I’m so DVRing the shit out of that right now!!! We had excellent seats, but wow, this looks sooo awesome… I’ll need to let the assholeio Gary know… #OrWillI?!?!?!????? We broke it off, so, when, EFF NO!!

All I want to do is knock some sense into his hard head… (aka kick him….)… So here’s me kicking his ass (angry much?)!!!

Anywayzzzz……….. I digress…

I’m just gonna publish this and if I have enough energy, I’ll add to it.. Who knows what bullshit will come out of these phalanges tonight!!!

Well, because I have nothing better to do, here’s some Super Bowl Day photos….



  
  
  
  
  

    

New Year New Steps

01/02/2016
2016??? Who the eff knew I’d get here??!!

But I did and I’m incredibly thankful and indebted to so very many people. So, let me create a list….

I’ll date and timestamp this so we can see just how long it takes to create my humbling list… 01/02/2016 6:14pm

* God

* Daddy

* The most amazing, incredible, parental units anyone could ask for, my Daddy Ted, Mother Sandra and Giuseppe and Angela Brunetto

* My sisters, Antonina and Virginia, Brother, Ted , Brother-in-law, Anthony

* My nieces, Giuliana, Angela and Graziella

* My nephews, Giovanni and his cutie patootie poopie, Zeus McGoose and Chef/Weatherman/iPad Guru, Joseph (who has been one of the most amazing caretakers and support systems in this present earth. God truly gifted me with this young man who continues to hold me accountable and makes sure that I am forever well-fed!)

* My Uncle Frank and Aunt Susie

* My bestie, Cousin Matt Perry (and love lovie, Waylon)

* Don and Steve, who continue to believe in a wonderful future of love for me

* My cousin Mitch, who saw and heard things no one should ever see or hear his “little sister” (cousin) say and do!!

* And all, and I mean, ALL, of my “Lunch Bunch” friends at The Huddle… Anna, Richard, Billy, Ruthie, Brock, Father John, Shelley, Dr. David, etc., as well as all the staff who work at The Huddle, for continuing to force feed me such amazing food!

* My nuggets at The Ranch!

* My doctors, nurses, kind caretakers on the ICU Unit at Grossmont Hospital as well as the nursing staff on the medical unit

* Dr. Pakolav for keeping it real and harshly telling me my “new reality” – see, I told you I could do it!!!!

* Dr. Michel Mendler, Dr. Rubin, Dr. Ding, Dr. Kono, as well as all the nurses and the amazing support staff in the Hepatology Offices at UCSD Hillcrest.
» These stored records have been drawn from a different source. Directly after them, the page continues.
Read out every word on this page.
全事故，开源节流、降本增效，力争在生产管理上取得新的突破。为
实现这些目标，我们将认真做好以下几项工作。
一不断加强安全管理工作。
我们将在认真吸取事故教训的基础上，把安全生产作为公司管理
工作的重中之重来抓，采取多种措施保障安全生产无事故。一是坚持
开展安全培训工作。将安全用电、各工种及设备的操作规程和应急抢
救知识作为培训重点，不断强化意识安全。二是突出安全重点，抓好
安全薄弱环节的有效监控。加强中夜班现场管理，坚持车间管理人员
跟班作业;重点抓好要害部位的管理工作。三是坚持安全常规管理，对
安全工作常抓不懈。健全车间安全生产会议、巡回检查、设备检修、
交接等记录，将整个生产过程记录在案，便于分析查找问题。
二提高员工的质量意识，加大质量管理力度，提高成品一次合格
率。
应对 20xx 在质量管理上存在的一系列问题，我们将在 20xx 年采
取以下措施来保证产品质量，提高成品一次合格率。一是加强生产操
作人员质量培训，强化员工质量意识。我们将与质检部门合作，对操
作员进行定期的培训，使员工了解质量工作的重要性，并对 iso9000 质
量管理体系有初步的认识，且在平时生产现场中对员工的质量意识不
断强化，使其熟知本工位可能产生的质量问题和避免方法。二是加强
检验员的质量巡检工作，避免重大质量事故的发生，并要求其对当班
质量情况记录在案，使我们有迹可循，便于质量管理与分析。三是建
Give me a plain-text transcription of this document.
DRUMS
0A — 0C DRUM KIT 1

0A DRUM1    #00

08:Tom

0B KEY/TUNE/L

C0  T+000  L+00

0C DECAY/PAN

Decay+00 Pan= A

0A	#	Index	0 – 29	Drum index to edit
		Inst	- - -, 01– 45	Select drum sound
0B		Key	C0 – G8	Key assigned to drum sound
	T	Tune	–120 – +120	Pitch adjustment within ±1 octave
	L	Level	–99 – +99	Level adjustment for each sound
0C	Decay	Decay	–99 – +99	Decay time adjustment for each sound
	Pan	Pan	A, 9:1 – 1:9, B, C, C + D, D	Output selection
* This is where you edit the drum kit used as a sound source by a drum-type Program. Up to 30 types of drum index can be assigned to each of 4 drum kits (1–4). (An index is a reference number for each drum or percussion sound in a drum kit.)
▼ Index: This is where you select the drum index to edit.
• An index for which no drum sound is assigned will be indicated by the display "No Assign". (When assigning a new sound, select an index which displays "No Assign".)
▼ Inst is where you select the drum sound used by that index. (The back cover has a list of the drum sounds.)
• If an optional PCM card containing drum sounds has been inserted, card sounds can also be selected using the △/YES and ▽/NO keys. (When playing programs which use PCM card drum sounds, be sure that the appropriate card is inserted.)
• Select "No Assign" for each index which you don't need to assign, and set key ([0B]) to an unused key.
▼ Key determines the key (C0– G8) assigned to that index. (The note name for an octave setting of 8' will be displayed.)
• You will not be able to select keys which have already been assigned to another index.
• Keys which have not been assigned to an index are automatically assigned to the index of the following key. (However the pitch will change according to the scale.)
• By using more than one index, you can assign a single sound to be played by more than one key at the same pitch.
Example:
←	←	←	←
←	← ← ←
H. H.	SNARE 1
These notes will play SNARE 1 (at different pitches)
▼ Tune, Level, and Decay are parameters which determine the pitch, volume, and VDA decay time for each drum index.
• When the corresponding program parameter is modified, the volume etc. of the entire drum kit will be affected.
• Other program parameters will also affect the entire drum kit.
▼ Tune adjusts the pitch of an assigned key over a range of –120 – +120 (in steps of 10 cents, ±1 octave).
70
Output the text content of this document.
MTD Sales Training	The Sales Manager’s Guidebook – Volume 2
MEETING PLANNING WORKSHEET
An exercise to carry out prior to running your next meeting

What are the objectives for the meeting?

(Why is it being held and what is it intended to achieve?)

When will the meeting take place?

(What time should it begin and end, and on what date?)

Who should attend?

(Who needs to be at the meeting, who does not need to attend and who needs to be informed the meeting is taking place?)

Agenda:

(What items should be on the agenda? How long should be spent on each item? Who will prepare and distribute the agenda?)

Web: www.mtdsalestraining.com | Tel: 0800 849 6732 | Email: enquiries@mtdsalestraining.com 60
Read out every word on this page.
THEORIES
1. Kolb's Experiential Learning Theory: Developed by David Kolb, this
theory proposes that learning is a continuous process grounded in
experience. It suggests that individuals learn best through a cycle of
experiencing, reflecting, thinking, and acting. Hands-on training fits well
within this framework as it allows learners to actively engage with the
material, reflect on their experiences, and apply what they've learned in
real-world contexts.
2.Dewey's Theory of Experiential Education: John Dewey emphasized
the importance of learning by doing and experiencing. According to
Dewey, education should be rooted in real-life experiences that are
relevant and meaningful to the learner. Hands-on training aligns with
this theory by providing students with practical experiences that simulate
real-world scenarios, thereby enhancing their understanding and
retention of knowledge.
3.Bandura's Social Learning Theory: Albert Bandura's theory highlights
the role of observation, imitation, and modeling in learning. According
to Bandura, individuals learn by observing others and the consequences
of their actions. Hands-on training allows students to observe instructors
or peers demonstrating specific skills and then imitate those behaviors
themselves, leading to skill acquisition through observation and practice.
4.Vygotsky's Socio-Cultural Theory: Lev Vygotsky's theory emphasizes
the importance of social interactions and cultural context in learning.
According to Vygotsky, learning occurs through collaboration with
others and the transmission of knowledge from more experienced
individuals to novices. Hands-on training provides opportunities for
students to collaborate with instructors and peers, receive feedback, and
I would be remiss if I didn’t sit for a moment and reflect back on how far I have come. It didn’t happen overnight and it certainly couldn’t have worked if I didn’t have the help and support of the group of amazing human beings above.
By the way, I forgot to keep time. Let’s just say it’s 01/03/2016 and I’m at Sonic Burger eating cheese tots. So yeah….

Now that we have started a new year, I have the incredible privilege of being under the best liver transplant team I could ever imagine. They are a gift from my higher power, for sure. Dr. Irine Vodkin (I call her Dr. Vodka and laugh… And no, vodka was not my liquor of choice), Joanie Salotti, Terry LaForce, my nutritionist, my social worker, my therapist, all the support staff, and the great group of men and women in the fight along with me in my transplant support group.

Thank you all so very much for helping me dig out of the many holes I created for myself over the years as well as the last 2 since my dad passed over.

I present to you…. A new me!

With love always,
Amy, in the fresh white snow….
P.S. And Gary, it goes without saying, grazie amore!